IPS board members talk at a public work session.

Casual Sunday IPS board meeting or ‘travesty’ of public access?

It was supposed to be a different kind of meeting for the Indianapolis Public School Board — a casual Sunday afternoon work session for the board to hash out a shared vision for the ‘school autonomy’ it has promised.

Casual it was — board members at times joked around and a sweatshirt-clad Superintendent Lewis Ferebee helped them set up before promptly leaving — but the meeting didn’t go as planned.

Because they met without staff, the board’s secretary wasn’t there to take her usual notes. So board members decided a reporter’s recording could suffice as a substitute. And without the microphones they normally use, some of the 15 or so people who attended complained that they couldn’t hear. In the audience were representatives from the teachers union and a union that represents maintenance workers.

The issues didn’t stop there.

Despite a warning from board president Diane Arnold that board members would not be taking questions or comments from the audience, one person yelled out his own ideas as the board tried to craft a vision statement.

Radio host Amos Brown of WTLC’s Amos in the Afternoons tweeted that the meeting was “disrespectful to the public” because audience members couldn’t hear board members.

“None of us can hear a word IPS Board members saying,” Brown tweeted under the handle @AmosWTLCIndy. “Travesty of (a) public meeting.”

Those concerns resulted in a back-and-forth between board members Gayle Cosby and Kelly Bentley.

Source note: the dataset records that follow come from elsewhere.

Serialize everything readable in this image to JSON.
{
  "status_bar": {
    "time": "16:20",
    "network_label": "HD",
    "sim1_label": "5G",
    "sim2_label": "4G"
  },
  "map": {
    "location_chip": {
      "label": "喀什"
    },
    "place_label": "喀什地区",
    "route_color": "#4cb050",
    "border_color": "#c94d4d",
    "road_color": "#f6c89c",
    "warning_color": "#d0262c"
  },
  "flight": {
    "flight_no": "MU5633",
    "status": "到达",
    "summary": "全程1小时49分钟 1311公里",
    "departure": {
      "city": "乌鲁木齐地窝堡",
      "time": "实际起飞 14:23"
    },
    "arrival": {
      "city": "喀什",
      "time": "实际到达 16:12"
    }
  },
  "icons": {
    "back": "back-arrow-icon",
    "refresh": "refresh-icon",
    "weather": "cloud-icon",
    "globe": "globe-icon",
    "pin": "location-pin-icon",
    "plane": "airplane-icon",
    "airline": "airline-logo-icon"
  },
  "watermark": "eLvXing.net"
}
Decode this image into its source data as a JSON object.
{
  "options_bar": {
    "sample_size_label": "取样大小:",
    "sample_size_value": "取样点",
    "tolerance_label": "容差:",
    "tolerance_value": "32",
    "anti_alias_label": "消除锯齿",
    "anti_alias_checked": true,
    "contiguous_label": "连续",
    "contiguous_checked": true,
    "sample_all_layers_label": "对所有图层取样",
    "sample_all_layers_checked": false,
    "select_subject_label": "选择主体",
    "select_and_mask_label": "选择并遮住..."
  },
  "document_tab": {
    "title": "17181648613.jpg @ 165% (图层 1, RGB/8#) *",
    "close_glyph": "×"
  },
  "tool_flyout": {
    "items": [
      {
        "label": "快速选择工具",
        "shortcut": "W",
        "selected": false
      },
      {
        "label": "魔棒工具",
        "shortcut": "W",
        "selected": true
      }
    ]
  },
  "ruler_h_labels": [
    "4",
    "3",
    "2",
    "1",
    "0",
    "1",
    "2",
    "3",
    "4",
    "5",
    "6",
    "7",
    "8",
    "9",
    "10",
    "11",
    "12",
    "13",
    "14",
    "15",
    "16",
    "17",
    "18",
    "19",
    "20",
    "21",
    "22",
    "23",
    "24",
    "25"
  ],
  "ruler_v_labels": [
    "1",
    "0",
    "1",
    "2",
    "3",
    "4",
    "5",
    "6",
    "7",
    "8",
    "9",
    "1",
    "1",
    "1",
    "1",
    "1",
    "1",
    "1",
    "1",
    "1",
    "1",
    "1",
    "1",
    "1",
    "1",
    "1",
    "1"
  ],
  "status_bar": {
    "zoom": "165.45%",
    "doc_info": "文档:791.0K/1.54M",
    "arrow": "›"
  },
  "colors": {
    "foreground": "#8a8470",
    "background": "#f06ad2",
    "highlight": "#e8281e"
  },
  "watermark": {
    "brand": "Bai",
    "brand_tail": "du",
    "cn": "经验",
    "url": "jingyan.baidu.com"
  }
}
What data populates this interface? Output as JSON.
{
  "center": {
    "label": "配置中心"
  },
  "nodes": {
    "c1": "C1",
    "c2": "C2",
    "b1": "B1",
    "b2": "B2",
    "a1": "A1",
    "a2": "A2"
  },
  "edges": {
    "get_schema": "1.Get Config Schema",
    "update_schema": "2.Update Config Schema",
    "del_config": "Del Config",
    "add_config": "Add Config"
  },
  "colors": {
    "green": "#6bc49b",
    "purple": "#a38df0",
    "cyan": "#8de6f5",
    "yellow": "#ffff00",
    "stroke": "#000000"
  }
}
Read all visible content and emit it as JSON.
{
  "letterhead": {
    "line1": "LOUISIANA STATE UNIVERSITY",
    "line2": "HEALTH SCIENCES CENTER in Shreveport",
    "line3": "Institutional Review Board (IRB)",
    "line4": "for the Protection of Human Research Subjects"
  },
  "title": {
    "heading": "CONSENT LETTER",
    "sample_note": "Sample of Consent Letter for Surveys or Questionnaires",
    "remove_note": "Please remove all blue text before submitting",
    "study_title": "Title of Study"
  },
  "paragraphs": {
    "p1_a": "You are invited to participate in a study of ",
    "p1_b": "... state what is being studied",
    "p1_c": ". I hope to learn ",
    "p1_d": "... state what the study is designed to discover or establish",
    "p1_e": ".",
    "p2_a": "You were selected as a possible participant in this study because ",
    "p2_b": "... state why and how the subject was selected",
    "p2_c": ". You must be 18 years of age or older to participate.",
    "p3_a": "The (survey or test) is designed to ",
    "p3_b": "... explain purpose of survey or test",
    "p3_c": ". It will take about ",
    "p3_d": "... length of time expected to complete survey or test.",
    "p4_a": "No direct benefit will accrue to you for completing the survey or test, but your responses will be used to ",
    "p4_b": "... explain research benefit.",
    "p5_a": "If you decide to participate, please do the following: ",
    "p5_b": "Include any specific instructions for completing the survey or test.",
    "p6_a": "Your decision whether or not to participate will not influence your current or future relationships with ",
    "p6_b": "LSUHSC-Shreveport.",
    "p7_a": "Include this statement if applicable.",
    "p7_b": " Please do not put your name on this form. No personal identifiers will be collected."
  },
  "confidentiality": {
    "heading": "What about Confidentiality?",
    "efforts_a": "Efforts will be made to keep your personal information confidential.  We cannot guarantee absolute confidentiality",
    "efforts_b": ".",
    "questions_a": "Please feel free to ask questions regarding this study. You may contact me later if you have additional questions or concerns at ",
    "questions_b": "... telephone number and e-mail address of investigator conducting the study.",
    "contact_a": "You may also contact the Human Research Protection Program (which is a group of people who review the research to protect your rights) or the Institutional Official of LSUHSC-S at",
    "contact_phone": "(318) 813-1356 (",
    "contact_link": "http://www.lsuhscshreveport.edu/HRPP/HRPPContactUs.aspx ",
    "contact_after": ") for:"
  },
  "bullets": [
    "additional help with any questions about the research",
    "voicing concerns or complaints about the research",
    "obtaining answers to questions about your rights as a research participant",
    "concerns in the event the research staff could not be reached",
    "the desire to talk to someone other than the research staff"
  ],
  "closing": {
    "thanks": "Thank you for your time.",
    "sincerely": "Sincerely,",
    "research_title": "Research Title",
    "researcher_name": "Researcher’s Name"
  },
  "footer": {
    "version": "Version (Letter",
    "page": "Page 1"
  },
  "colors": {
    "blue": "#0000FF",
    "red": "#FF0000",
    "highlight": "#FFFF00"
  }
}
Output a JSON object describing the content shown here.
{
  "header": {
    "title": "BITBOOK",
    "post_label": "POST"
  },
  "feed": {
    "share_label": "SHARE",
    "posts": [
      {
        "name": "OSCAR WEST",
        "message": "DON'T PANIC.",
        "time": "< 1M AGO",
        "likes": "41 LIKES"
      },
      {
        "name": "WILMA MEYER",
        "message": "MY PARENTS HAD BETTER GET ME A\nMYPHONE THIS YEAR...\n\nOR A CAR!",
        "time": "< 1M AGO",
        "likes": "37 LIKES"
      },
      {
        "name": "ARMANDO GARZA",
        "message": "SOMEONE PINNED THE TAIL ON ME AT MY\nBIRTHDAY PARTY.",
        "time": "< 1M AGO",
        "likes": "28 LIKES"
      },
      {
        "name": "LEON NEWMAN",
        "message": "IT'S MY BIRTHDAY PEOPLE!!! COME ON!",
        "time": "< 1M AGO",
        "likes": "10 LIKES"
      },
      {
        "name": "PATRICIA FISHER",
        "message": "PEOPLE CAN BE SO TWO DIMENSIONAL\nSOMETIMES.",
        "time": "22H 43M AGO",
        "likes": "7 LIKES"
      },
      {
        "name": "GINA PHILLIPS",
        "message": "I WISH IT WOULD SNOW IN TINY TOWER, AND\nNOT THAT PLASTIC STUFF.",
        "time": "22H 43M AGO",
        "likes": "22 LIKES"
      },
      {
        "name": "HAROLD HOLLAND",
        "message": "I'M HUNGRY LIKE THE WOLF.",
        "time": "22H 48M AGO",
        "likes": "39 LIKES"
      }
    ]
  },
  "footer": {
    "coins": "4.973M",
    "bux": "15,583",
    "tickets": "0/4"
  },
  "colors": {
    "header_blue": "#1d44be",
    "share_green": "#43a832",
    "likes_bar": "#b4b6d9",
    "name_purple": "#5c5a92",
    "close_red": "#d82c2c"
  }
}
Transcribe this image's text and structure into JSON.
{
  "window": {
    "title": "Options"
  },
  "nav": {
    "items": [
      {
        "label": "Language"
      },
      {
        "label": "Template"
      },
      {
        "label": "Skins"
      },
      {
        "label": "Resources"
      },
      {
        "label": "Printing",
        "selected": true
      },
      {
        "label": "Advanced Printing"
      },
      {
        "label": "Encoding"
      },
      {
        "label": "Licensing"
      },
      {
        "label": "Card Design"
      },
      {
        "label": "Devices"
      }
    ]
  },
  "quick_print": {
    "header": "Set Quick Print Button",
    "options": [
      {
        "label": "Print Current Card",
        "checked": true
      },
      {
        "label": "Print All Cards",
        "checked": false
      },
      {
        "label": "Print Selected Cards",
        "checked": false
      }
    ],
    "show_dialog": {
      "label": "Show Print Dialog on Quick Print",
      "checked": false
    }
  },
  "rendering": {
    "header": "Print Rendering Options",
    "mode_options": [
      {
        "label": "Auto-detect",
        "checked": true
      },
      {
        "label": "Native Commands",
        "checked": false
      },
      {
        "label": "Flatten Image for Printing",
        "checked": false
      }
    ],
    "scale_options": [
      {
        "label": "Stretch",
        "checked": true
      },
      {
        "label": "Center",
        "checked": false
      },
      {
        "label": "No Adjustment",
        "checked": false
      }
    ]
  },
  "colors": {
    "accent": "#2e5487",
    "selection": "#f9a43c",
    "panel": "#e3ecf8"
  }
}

Cosby asked if the board should try to figure out a way to hook up a microphone so the audience could hear better. Bentley said the public could move their chairs up if they couldn’t hear the conversation.

There was also tension between board members about how the meeting would be reported.

“Did you just say you hope people aren’t blogging about this?” Cosby, who recently started a blog about school board issues, asked Bentley.

Bentley said she didn’t mean that.

“I hope people (who) are writing about this are fair because we’re just trying to have a conversation,” Bentley said.

Board members have made it clear they want principals to have more control of decisions about their schools. But how far that authority should extend is the question. Board members debated whether principals should have control over decisions like the budget, hiring, school calendars, building maintenance and more. No final decisions were made.

There was also discussion, however, of scrapping the board’s new principal selection process.

Cosby said the board should keep in place the process it approved last year designed to give school communities more of a say in picking principals. But Bentley and board member Caitlin Hannon said that makes it difficult to hold Ferebee accountable for the school’s performance. The community should be involved in other ways, they said.

And board members said they want teachers to have more control over curriculum and what happens in their classrooms.

Most board members said teachers face too many barriers to deliver lessons as they see fit. Instead, they said, teachers are held to strict guides that dictate what is taught and when. That takes the creativity out of teaching, board members said.

Board member Mary Ann Sullivan said the board should instead seek to limit the frequent student transfers that prompted those teaching guides.

“I think we’re trying to solve the wrong end of the problem,” Sullivan said.